Hispanics, a minority, account for about 11 percent of the U and C population, according the BLS, while about 20 percent of Americans are Hispanic.
The unemployment rate for Hispanics in the labor force is 6.4 percent, according an Associated Press tally.
But the BLC said the number is still high.
In 2016, the Bureau estimated that 11.4 of the population was Hispanic.
In 2020, the BLI estimated that the number was just under 15.2 million.
About 2.5 percent of all Hispanics in jobs were in occupations that did not require a high school diploma, compared with 2.7 percent of whites.
For those working in low-wage occupations, unemployment rates for Hispanics were about 14.6 percent.
Hispanics make up just 1.9 percent of workers in manufacturing, 2.6 in construction and 1.6 for service-industry jobs, according BLS data.
For the first time, the Hispanic unemployment rate is at 7.3 percent, up from 6.6.
“Our job-seeking population is also growing, and this means the labor market for Hispanic workers is expanding at a faster pace than the labor pool of the whole country,” said Brian M. Lee, an economist at the BSL, in a statement.
The BLS did not say when or how many jobs are expected to open.
A study released in April said the labor-force participation rate among Hispanics, who make up almost a quarter of the nation’s population, will reach a peak in 2019.
It is currently at about 65 percent, down from a high of 72.6% in 2008.
The Hispanic population was the largest racial group in the workforce in the late 1980s and early 1990s, but has grown slowly.
It now accounts for about 12 percent of U.s. workers, according a BLS report.
In 1990, the unemployment rate was 8.1 percent for Hispanics, while in 2016, it was 8 percent.
The employment-population ratio for Hispanics was 4.5 to 1 in 2015, compared to 4.9 to 1 for whites.
The labor force participation rate for Latinos was about 63 percent in 2016.

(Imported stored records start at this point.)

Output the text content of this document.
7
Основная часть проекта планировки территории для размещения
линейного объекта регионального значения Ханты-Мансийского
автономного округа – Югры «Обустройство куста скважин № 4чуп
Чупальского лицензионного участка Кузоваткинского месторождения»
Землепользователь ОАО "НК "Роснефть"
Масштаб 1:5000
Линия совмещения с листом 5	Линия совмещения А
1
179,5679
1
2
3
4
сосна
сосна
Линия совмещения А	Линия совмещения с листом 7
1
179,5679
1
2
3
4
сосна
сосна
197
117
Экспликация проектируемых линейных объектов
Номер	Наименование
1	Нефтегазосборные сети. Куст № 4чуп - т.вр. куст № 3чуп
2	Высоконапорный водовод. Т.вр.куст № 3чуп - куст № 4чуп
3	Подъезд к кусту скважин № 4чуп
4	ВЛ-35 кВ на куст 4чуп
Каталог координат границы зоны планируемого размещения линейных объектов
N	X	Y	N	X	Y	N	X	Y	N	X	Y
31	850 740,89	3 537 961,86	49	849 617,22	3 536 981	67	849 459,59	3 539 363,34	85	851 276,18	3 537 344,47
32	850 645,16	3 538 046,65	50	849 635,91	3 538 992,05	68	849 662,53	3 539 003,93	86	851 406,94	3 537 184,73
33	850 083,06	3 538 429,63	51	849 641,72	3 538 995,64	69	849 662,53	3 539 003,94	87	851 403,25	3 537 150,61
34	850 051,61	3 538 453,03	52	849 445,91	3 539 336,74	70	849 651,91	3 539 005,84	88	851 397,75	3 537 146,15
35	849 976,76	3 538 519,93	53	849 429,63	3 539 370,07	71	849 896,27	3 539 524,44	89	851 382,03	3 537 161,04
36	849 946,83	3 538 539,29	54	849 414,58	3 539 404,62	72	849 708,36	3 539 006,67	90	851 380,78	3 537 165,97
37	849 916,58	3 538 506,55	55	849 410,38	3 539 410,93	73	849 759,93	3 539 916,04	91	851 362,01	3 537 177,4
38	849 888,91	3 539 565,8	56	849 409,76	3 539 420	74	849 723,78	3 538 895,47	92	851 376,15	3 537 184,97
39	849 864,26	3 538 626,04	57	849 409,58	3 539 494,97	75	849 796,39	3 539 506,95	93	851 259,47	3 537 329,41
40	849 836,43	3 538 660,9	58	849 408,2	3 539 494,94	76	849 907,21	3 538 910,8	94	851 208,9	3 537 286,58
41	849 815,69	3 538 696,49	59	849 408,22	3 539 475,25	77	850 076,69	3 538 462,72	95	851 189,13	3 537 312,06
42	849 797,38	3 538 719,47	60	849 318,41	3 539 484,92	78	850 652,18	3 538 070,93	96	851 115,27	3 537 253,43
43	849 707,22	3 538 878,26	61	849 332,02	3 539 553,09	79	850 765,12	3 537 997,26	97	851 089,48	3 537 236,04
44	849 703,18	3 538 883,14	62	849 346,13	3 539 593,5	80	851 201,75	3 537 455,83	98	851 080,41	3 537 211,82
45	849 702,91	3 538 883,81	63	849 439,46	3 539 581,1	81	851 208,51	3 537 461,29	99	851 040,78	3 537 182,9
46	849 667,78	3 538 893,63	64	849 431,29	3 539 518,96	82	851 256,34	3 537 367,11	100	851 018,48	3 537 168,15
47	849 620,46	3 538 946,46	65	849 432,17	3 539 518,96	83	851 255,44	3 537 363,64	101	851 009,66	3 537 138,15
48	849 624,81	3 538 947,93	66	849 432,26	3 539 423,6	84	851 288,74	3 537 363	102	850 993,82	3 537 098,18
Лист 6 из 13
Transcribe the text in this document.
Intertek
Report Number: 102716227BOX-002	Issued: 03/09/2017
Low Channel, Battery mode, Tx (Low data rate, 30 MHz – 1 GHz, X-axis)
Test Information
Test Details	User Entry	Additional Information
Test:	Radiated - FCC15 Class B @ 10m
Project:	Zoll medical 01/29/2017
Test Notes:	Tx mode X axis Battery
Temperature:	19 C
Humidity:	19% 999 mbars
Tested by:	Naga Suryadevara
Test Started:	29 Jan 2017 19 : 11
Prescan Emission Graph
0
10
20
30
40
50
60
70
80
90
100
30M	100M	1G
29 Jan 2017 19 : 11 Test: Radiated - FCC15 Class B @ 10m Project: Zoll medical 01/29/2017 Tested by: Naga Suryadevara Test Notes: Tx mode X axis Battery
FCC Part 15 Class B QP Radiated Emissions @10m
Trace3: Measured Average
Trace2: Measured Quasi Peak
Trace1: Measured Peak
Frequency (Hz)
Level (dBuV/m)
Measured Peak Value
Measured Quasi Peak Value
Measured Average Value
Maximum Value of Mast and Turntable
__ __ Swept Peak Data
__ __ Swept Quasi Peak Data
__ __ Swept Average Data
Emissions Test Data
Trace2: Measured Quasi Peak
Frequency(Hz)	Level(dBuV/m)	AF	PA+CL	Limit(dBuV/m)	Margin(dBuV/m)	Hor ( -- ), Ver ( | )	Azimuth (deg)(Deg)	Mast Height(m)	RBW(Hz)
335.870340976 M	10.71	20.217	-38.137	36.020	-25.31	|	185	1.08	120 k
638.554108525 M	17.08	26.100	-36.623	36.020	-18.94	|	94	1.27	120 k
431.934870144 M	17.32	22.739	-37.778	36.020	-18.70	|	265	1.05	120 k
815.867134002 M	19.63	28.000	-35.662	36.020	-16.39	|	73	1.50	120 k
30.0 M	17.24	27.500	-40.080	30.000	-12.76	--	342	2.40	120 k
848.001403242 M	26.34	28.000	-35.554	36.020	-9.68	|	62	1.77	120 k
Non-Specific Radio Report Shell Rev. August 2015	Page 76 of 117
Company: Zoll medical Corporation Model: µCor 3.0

In the mid-1990s, the share of Hispanics working in the private sector fell from 14.4 to 11.2 percent.
By 2020, it is expected it will fall to 7.4%, according to the BLSS.
About half of Hispanic immigrants, roughly 5 million people, were employed in the public sector in 2020, according Census Bureau data.
About one-third were in jobs that required a high-school diploma or less, compared from 30.5% in 2000.
Hispanics are the largest immigrant group in jobs.
The share of Hispanic workers in low wage occupations is down, but still higher than the national average.
In 2021, low-paying jobs account for 11.9 million, compared the national unemployment rate of 6.3.
Hispanics comprise 12.9% of all working-age adults, according census data.
In 2035, they will make up 12.5%, according Census data.
Hispanic households have seen their median household income rise over the last decade, while the overall poverty rate has decreased, according Bureau of Justice Statistics data.